Der Film hat eine stark episodisch geprägte Struktur, was wohl seiner literarischen Grundlage zu schulden ist. Regisseur Ford und sein Drehbuchautor Dudley Nichols stützten sich bei ihrer Arbeit auf vier Bühnenstücke des US-Dramatikers Eugene O‘Neill. Das merkt man Dramaturgie und Szenenaufbau an. Es sind nicht die großen Spannungsbögen, die dem Film seine Durchschlagskraft verleihen. "Der lange Weg nach Cardiff" gleicht mehr einem intimen Kammerspiel als einem dramatischen Kriegs und See-Epos. Ford schaut auf die einzelnen Charaktere und deren Situation und nicht auf die Zeit der historischen Umwälzungen zu Kriegsbeginn.

Konzentriertes Spiel auf engem Raum

Man hätte sich den Film ebenso gut in einer Kaserne oder in einer anderen Truppenunterkunft vorstellen können. Die Reduzierung auf wenige Schauplätze und die Umsetzung des größten Teils der Handlung in den Kajüten der Matrosen und an Deck des Frachters verdichten die Erzählung zusätzlich. Spannung kommt immer dann auf, wenn sich Ford und Nichols auf das Schicksal einzelner Filmfiguren konzentrieren. Auch viele Jahre nach Entstehung des Film kann der Zuschauer so noch mit den Matrosen mitleiden, deren Verzweiflung nachvollziehbar ist.

Filmszene Der lange Weg nach Cardiff von John Ford (Foto: Studiocanal)

Die Flasche ist immer dabei - Alkohol als ständiger Begleiter des rauen Seemannslebens

Das größte Plus des Films aber sind dessen Bilder.
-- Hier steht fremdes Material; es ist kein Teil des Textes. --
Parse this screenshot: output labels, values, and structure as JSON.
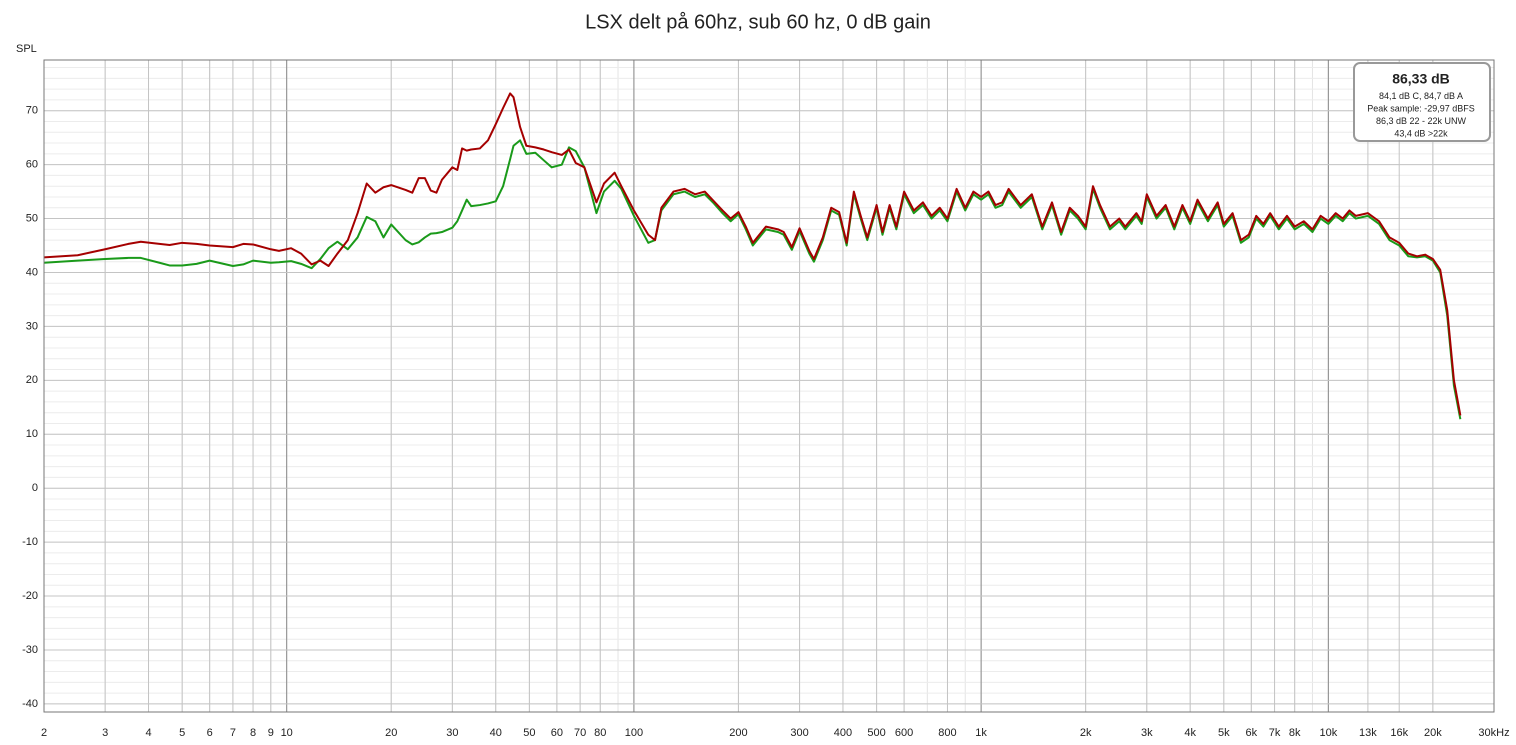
{
  "chart_data": {
    "type": "line",
    "title": "LSX delt på 60hz, sub 60 hz, 0 dB gain",
    "y_label": "SPL",
    "x_scale": "log",
    "grid": true,
    "minor_grid": true,
    "xlim": [
      2,
      30000
    ],
    "ylim": [
      -41.5,
      79.4
    ],
    "xticks": [
      2,
      3,
      4,
      5,
      6,
      7,
      8,
      9,
      10,
      20,
      30,
      40,
      50,
      60,
      70,
      80,
      100,
      200,
      300,
      400,
      500,
      600,
      800,
      {
        "value": 1000,
        "label": "1k"
      },
      {
        "value": 2000,
        "label": "2k"
      },
      {
        "value": 3000,
        "label": "3k"
      },
      {
        "value": 4000,
        "label": "4k"
      },
      {
        "value": 5000,
        "label": "5k"
      },
      {
        "value": 6000,
        "label": "6k"
      },
      {
        "value": 7000,
        "label": "7k"
      },
      {
        "value": 8000,
        "label": "8k"
      },
      {
        "value": 10000,
        "label": "10k"
      },
      {
        "value": 13000,
        "label": "13k"
      },
      {
        "value": 16000,
        "label": "16k"
      },
      {
        "value": 20000,
        "label": "20k"
      },
      {
        "value": 30000,
        "label": "30kHz"
      }
    ],
    "yticks": [
      70,
      60,
      50,
      40,
      30,
      20,
      10,
      0,
      -10,
      -20,
      -30,
      -40
    ],
    "info": [
      "86,33 dB",
      "84,1 dB C, 84,7 dB A",
      "Peak sample: -29,97 dBFS",
      "86,3 dB 22 - 22k UNW",
      "43,4 dB >22k"
    ],
    "x": [
      2,
      2.5,
      3,
      3.5,
      3.8,
      4.3,
      4.6,
      5,
      5.5,
      6,
      7,
      7.5,
      8,
      9,
      9.5,
      10.3,
      11,
      11.8,
      12.5,
      13.2,
      14,
      15,
      16,
      17,
      18,
      19,
      20,
      22,
      23,
      24,
      25,
      26,
      27,
      28,
      30,
      31,
      32,
      33,
      34,
      36,
      38,
      40,
      42,
      44,
      45,
      47,
      49,
      52,
      55,
      58,
      62,
      65,
      68,
      72,
      78,
      82,
      88,
      92,
      100,
      110,
      115,
      120,
      130,
      140,
      150,
      160,
      170,
      180,
      190,
      200,
      210,
      220,
      240,
      260,
      270,
      285,
      300,
      320,
      330,
      350,
      370,
      390,
      410,
      430,
      450,
      470,
      500,
      520,
      545,
      570,
      600,
      640,
      680,
      720,
      760,
      800,
      850,
      900,
      950,
      1000,
      1050,
      1100,
      1150,
      1200,
      1300,
      1400,
      1500,
      1600,
      1700,
      1800,
      1900,
      2000,
      2100,
      2200,
      2350,
      2500,
      2600,
      2800,
      2900,
      3000,
      3200,
      3400,
      3600,
      3800,
      4000,
      4200,
      4500,
      4800,
      5000,
      5300,
      5600,
      5900,
      6200,
      6500,
      6800,
      7200,
      7600,
      8000,
      8500,
      9000,
      9500,
      10000,
      10500,
      11000,
      11500,
      12000,
      13000,
      14000,
      15000,
      16000,
      17000,
      18000,
      19000,
      20000,
      21000,
      22000,
      23000,
      24000
    ],
    "series": [
      {
        "color": "#1a9a1a",
        "values": [
          41.8,
          42.2,
          42.5,
          42.7,
          42.7,
          41.8,
          41.3,
          41.3,
          41.6,
          42.2,
          41.2,
          41.5,
          42.2,
          41.8,
          41.9,
          42.1,
          41.6,
          40.8,
          42.5,
          44.5,
          45.7,
          44.3,
          46.5,
          50.3,
          49.5,
          46.5,
          48.9,
          46,
          45.2,
          45.6,
          46.5,
          47.2,
          47.3,
          47.5,
          48.3,
          49.5,
          51.5,
          53.5,
          52.3,
          52.5,
          52.8,
          53.2,
          56,
          61,
          63.5,
          64.5,
          62,
          62.2,
          60.8,
          59.5,
          60,
          63.2,
          62.5,
          59.5,
          51,
          55,
          57,
          55.5,
          50.5,
          45.5,
          46,
          51.5,
          54.5,
          55,
          54,
          54.5,
          52.8,
          51,
          49.5,
          50.8,
          48,
          45,
          48,
          47.5,
          47,
          44.2,
          47.7,
          43.5,
          42,
          46,
          51.5,
          50.7,
          45,
          54.5,
          50,
          46,
          52,
          47,
          52,
          48,
          54.5,
          51,
          52.5,
          50,
          51.5,
          49.5,
          55,
          51.5,
          54.5,
          53.5,
          54.5,
          52,
          52.5,
          55,
          52,
          54,
          48,
          52.5,
          47,
          51.5,
          50,
          48,
          55.5,
          52,
          48,
          49.5,
          48,
          50.5,
          49,
          54,
          50,
          52,
          48,
          52,
          49,
          53,
          49.5,
          52.5,
          48.5,
          50.5,
          45.5,
          46.5,
          50,
          48.5,
          50.5,
          48,
          50,
          48,
          49,
          47.5,
          50,
          49,
          50.5,
          49.5,
          51,
          50,
          50.5,
          49,
          46,
          45,
          43,
          42.8,
          43,
          42.2,
          40,
          32,
          19,
          12.8
        ]
      },
      {
        "color": "#a50000",
        "values": [
          42.8,
          43.2,
          44.3,
          45.3,
          45.7,
          45.3,
          45.1,
          45.5,
          45.3,
          45.0,
          44.7,
          45.3,
          45.2,
          44.3,
          44.0,
          44.5,
          43.5,
          41.5,
          42.2,
          41.2,
          43.5,
          46,
          51,
          56.5,
          54.8,
          55.8,
          56.2,
          55.3,
          54.8,
          57.5,
          57.5,
          55.2,
          54.8,
          57.2,
          59.5,
          59.0,
          63,
          62.6,
          62.8,
          63,
          64.5,
          67.5,
          70.5,
          73.2,
          72.5,
          67,
          63.5,
          63.2,
          62.8,
          62.3,
          61.8,
          62.8,
          60.3,
          59.5,
          53,
          56.5,
          58.5,
          56,
          51.5,
          47,
          46,
          52,
          55,
          55.5,
          54.5,
          55,
          53.2,
          51.5,
          50,
          51.2,
          48.5,
          45.5,
          48.5,
          48,
          47.5,
          44.7,
          48.2,
          44,
          42.5,
          46.5,
          52,
          51.2,
          45.5,
          55,
          50.5,
          46.5,
          52.5,
          47.5,
          52.5,
          48.5,
          55,
          51.5,
          53,
          50.5,
          52,
          50,
          55.5,
          52,
          55,
          54,
          55,
          52.5,
          53,
          55.5,
          52.5,
          54.5,
          48.5,
          53,
          47.5,
          52,
          50.5,
          48.5,
          56,
          52.5,
          48.5,
          50,
          48.5,
          51,
          49.5,
          54.5,
          50.5,
          52.5,
          48.5,
          52.5,
          49.5,
          53.5,
          50,
          53,
          49,
          51,
          46,
          47,
          50.5,
          49,
          51,
          48.5,
          50.5,
          48.5,
          49.5,
          48,
          50.5,
          49.5,
          51,
          50,
          51.5,
          50.5,
          51,
          49.5,
          46.5,
          45.5,
          43.5,
          43,
          43.3,
          42.5,
          40.5,
          33,
          20,
          13.5
        ]
      }
    ]
  }
}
Einer der einflussreichsten und stilprägendsten Kameramänner Hollywoods, Gregg Toland, lieferte seinem Regisseur für "Der lange Weg nach Cardiff" ein optisches Konzept, dass auch dem heutigen Zuschauer noch den Atem verschlägt. Der Ford-Biograph John Baxter beschrieb Tolands Stil so: "Stark gefiltertes, kontrasthaltiges Inventar, hartes Licht von der Seite und eine unnachgiebige Einhaltung des richtigen Winkels angesichts der dramatischen und erzählerischen Notwendigkeiten machen den Film zu einem Essay in Bildern." Wenn einen die Geschichte heute nicht mehr packen sollte - die eindrucksvollen Aufnahmen sind immer noch phantastisch. Viele davon kann man sich gerahmt an der Wand vorstellen: ein Schwarz-Weiß-Universum in Vollendung.

Großer Einfluss auf Filmgeschichte

Tolands Arbeit für den Film sollte Wirkung zeigen und Eingang in die Filmgeschichte finden - insbesondere in Sachen Tiefenschärfe: "Es liegt auf der Hand, dass es ohne Tolands Experimente nie einen

Citizen Kane

gegeben hätte", merken Scott Eymann und Paul Duncan in ihrem Buch "John Ford - Pionier der Bilder" (Taschen-Verlag 2004) an. "Trotz der noch größeren Schärfe bei Citizen Kane ist der fotografische Stil der beiden Filme praktisch identisch. Während der Dreharbeiten zu Citizen Kane griff Toland fortwährend auf die hohe Schule des John Ford zurück und bat Welles, eine Szene, wann immer möglich, in einer einzigen Einstellung, also ohne Schnitt, zu drehen und dadurch später unnötige Arbeit im Schneideraum zu vermeiden." Das Ergebnis ist heute noch unbedingt sehenswert. Die Bilder sind von atemberaubender Schönheit, sämtliche Schwarz-Weiß-Nuancen und Grau-Schattierungen machen aus dem harten

Kriegsfilm

eine poetische Filmerzählung.

John Fords "Der lange Weg nach Cardiff" (Originalttitel "The Long Voyage Home") ist beim DVD-Anbieter

Studiocanal

erschienen, 90 Minuten, mit dem Videoessay "Heimkehr" von Tag Gallagher als Extra.